What Logan is looking for
Harper is drawn to literary and upmarket work that has real commercial pull — prose that earns its complexity but never loses narrative momentum. Think book-club fiction with genuine literary ambition: messy families, moral ambiguity, and characters who are deeply flawed yet impossible to abandon. Sagas and multi-generational stories are particularly welcome.
Harper wants romance across the emotional register — from witty, propulsive romcoms to heavier, deeply felt love stories. The standard is high: the writing needs to be as strong as the feeling. Both ends of the tonal spectrum are genuinely welcome, not just tolerated.
Harper is specifically hungry for horror that functions as a family saga in disguise — emotional dread layered over supernatural threat. Psychological horror, gothic atmosphere, and literary execution are all valued. This is not a 'maybe' category; it reads as a genuine passion.
Dark, twisty, and relentlessly readable — Harper wants suspense and thrillers that earn their hooks. Domestic suspense and psychological thrillers are a sweet spot, especially when social commentary is baked into the premise. 'Good people doing bad things' framing is a recurring signal.
Harper is drawn to speculative premises that are doing real cultural or social work — fiction where the 'what if' is inseparable from a pointed point of view. Works that blend genre in unexpected ways are especially welcome. The reference points here are cinematic and literary alike.
Stories centered on powerful female relationships — friendships, chosen families, rivalries — sit squarely in Harper's wheelhouse, particularly when the emotional stakes are high and the social dynamics are observed with precision.
Harper welcomes crime and mystery, but the hook must earn its place — a strong, original premise is non-negotiable. The preference runs toward character-driven crime with literary or social underpinnings rather than procedural-first narratives.
Not the right fit
Taste fingerprint
How to query Logan
Send to lharper@janerotrosen.com — this is a direct email submission, not an online form; follow the agency's formatting instructions carefully.
Your package must include: a concise project description, relevant biographical information, previous publishing history, a synopsis, and the first three chapters (for fiction); or a full proposal with sample chapters (for nonfiction).

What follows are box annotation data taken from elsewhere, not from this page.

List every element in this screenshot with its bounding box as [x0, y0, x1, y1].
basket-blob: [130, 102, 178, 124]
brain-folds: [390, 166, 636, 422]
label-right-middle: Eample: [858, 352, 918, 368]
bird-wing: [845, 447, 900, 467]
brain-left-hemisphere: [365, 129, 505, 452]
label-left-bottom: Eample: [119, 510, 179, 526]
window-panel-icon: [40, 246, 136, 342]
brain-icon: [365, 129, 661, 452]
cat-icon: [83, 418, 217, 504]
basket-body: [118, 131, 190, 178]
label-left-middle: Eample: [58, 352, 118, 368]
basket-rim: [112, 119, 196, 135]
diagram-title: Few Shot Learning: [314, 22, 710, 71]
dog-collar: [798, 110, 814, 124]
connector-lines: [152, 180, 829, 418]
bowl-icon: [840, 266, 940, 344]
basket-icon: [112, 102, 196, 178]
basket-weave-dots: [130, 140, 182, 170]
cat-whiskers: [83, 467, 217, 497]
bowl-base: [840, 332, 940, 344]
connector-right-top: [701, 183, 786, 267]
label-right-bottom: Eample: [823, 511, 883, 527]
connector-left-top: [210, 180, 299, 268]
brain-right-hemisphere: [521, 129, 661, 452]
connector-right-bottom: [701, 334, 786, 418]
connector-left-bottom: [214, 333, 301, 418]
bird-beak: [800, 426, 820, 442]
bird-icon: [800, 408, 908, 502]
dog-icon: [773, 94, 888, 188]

Lead your query letter with the emotional core of your book, not just the plot mechanics — Harper's touchstones are all deeply feeling books, and your pitch should reflect that the reader will feel something.
If your manuscript features underrepresented voices or perspectives, say so clearly and early — this is a stated priority, not an afterthought.
Genre-blending is a feature, not a bug: if your book crosses literary and horror, or romance and suspense, lean into the hybrid nature in your pitch rather than forcing it into a single bucket.
A Pacific Northwest setting is a genuine differentiator — if your story is set there, mention it explicitly.
Comp to Harper's named touchstones strategically: if your book genuinely sits beside Seven Days in June, Gone Girl, or The Only Good Indians in tone or audience, say so — but only if the comparison is accurate.
Do not send by postal mail; that category of submission is explicitly not accepted.